For social conservatives concerned about Mr. Gonzales’s relatively neutral record on abortion, his nomination is privately being met with great relief. “This means that Alberto will not be nominated for the Supreme Court,” a lobbyist on the issues said yesterday. The White House is said to be vetting nominees currently to replace Chief Justice Rehnquist, who is ill with cancer of the thyroid.
“Alberto Gonzales wrote the first Patriot Act,” a former speechwriter for President Bush, David Frum, said in an interview. “He will make an ideal attorney general to take responsibility for writing the Patriot Act when it expires in 2005.”
Senator Cornyn, a Republican of Texas on the Judiciary Committee, told CNN yesterday that Mr. Gonzales was “extremely professional.”
“He doesn’t throw curveballs,” the nominee’s home-state senator said, “and he’ll withstand the confirmation process very well.”
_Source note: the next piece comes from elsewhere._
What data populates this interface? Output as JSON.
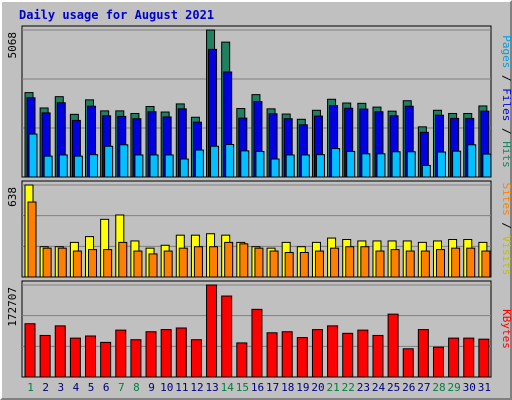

Speaking to reporters yesterday at the Rose Garden, Mr. Gonzales thanked the president and out-going Attorney General Ashcroft. “As a former judge, I know well that some government positions require a special level of trust and integrity,” the nominee said. “The American people expect and deserve a Department of Justice guided by the rule of law, and there should be no question regarding the department’s commitment to justice for every American. On this principle, there can be no compromise.”
The president’s nominee for attorney general has been one of Mr. Bush’s closest allies in his political career. An Air Force veteran and a graduate of Rice University and Harvard Law School, Mr. Gonzales was brought to Austin by then-Governor Bush to serve as a senior counsel. Mr. Bush appointed him Texas secretary of state in 1997 and named him to the Texas Supreme Court in 1999. While serving on the court, he voted to preserve the right of a minor to have an abortion without parental notification if she could prove that the notification would not be in her best interest.
Mr. Gonzales is the first nomination for Mr. Bush’s second administration, which is expected to include considerable reshuffling of the Cabinet. On Tuesday, both Mr. Ashcroft and Commerce Secretary Evans resigned. Also expected to be leaving shortly is Secretary of State Powell, whom the president praised yesterday during a photo opportunity. Two State Department sources told the Sun last week that Mr. Powell has already signaled, to senior staff at Foggy Bottom, his intention to leave in January.